In reactie op het beroepschrift stelt het hof allereerst vast dat [appellante] in 2014, anders dan haar echtgenoot, zelf geen verzoekschrift tot toelating tot de schuldsaneringsregeling heeft ingediend, zodat van een mogelijkheid tot mede-toelating destijds ook in het geheel geen sprake kon zijn.

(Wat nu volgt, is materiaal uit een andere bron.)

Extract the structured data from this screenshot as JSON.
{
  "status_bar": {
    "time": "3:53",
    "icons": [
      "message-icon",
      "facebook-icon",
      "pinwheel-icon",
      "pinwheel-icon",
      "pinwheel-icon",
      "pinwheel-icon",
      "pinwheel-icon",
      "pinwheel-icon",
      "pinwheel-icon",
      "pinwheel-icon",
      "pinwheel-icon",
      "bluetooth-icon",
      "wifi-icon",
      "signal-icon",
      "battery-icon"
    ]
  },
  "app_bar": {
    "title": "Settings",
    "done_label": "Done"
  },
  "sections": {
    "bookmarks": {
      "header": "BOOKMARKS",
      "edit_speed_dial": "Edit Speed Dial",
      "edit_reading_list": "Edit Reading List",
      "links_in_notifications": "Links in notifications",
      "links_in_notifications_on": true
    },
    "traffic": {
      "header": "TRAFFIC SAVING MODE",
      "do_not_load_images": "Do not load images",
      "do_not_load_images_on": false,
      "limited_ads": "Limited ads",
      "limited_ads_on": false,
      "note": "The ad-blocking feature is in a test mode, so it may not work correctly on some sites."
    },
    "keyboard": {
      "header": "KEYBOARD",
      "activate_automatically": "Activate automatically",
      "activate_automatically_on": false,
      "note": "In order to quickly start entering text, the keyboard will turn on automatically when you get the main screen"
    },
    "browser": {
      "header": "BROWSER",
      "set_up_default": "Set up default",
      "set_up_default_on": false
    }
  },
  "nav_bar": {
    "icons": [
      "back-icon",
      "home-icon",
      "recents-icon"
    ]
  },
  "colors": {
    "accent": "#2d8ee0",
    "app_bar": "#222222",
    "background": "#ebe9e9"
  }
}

Verder merkt het hof op dat het voor het hof niet controleerbaar is of [appellante] zich in de jaren 2014-2017, de periode waarin de schuldsaneringsregeling op haar echtgenoot van toepassing is geweest, saneringsgezind heeft gedragen. Uit het enkele gegeven van de schone lei van haar echtgenoot is dat niet af te leiden. Daarbij komt dat voor de onderhavige beoordeling de periode van vijf jaar voorafgaand aan het huidige verzoek, zijnde juist de jaren vanaf 2017, relevant is.
Vast staat dat [appellante] , ondanks haar problematische schuldensituatie, in de vijf jaar voorafgaand aan de dag waarop het toelatingsverzoek is ingediend geen fulltime betaalde arbeidsbetrekking heeft vervuld en hier ook niet actief naar heeft gesolliciteerd. In plaats daarvan heeft zij haar echtgenoot geholpen in zijn horecazaak zonder hiervoor enig loon of vergoeding te bedingen. Het hof is van oordeel dat [appellante] hiermee de belangen van haar schuldeisers heeft veronachtzaamd.

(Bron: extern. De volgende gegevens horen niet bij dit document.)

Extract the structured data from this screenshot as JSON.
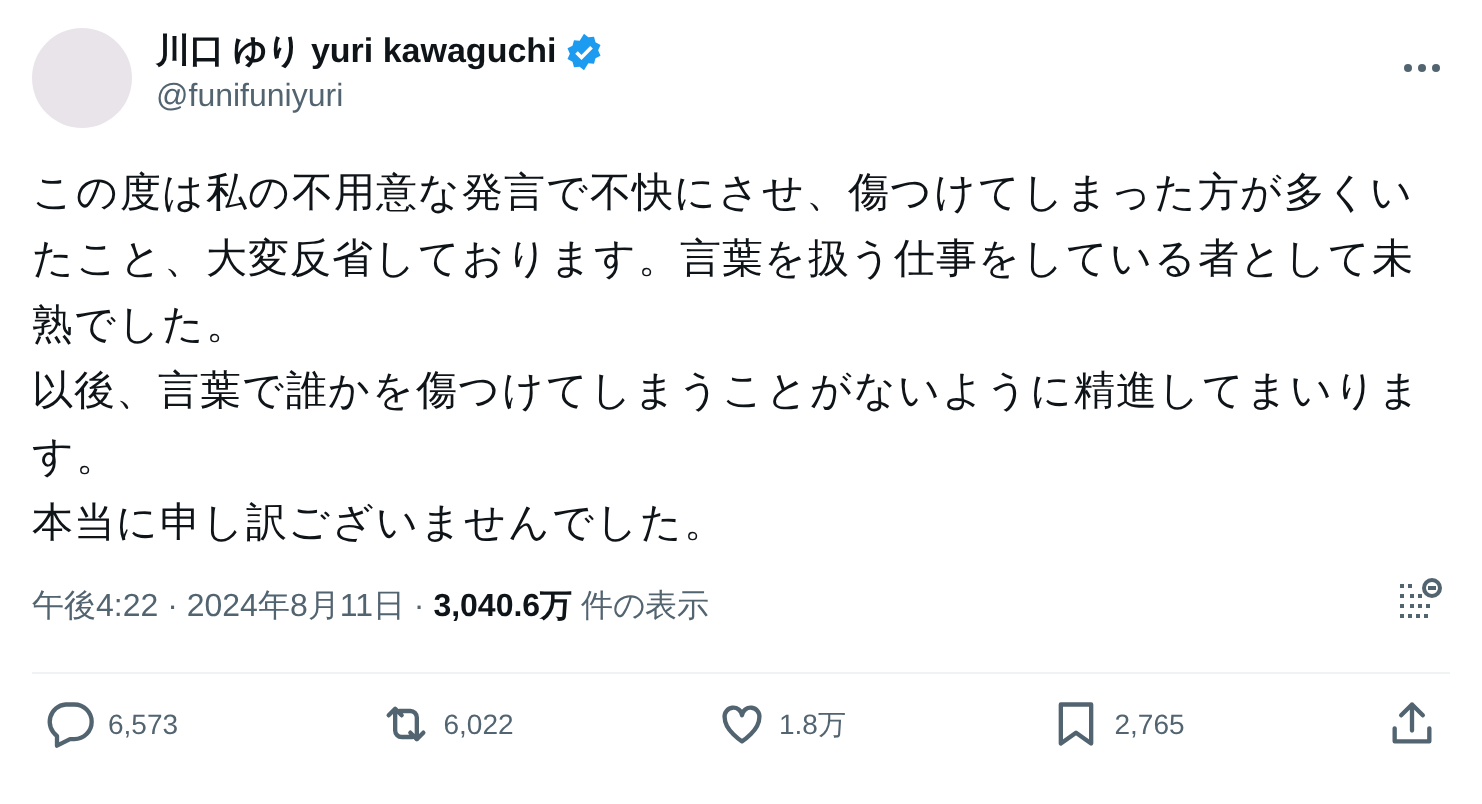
{
  "author": {
    "name": "川口 ゆり yuri kawaguchi",
    "verified": true,
    "handle": "@funifuniyuri"
  },
  "body": [
    "この度は私の不用意な発言で不快にさせ、傷つけてしまった方が多くいたこと、大変反省しております。言葉を扱う仕事をしている者として未熟でした。",
    "以後、言葉で誰かを傷つけてしまうことがないように精進してまいります。",
    "本当に申し訳ございませんでした。"
  ],
  "meta": {
    "time": "午後4:22",
    "separator_1": "·",
    "date": "2024年8月11日",
    "separator_2": "·",
    "views": "3,040.6万",
    "views_label": "件の表示"
  },
  "actions": [
    {
      "kind": "reply",
      "count": "6,573"
    },
    {
      "kind": "repost",
      "count": "6,022"
    },
    {
      "kind": "like",
      "count": "1.8万"
    },
    {
      "kind": "bookmark",
      "count": "2,765"
    },
    {
      "kind": "share"
    }
  ]
}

Het hof is op grond hiervan van oordeel dat niet voldoende aannemelijk is gemaakt dat
[appellante] ten aanzien van het onbetaald laten van schulden in de vijf jaar voorafgaand aan de dag waarop het betreffende verzoekschrift is ingediend te goeder trouw is geweest en acht de hiervoor vermelde omstandigheden reeds voldoende ernstig om afwijzing van haar verzoek tot toelating tot de schuldsaneringsregeling te rechtvaardigen.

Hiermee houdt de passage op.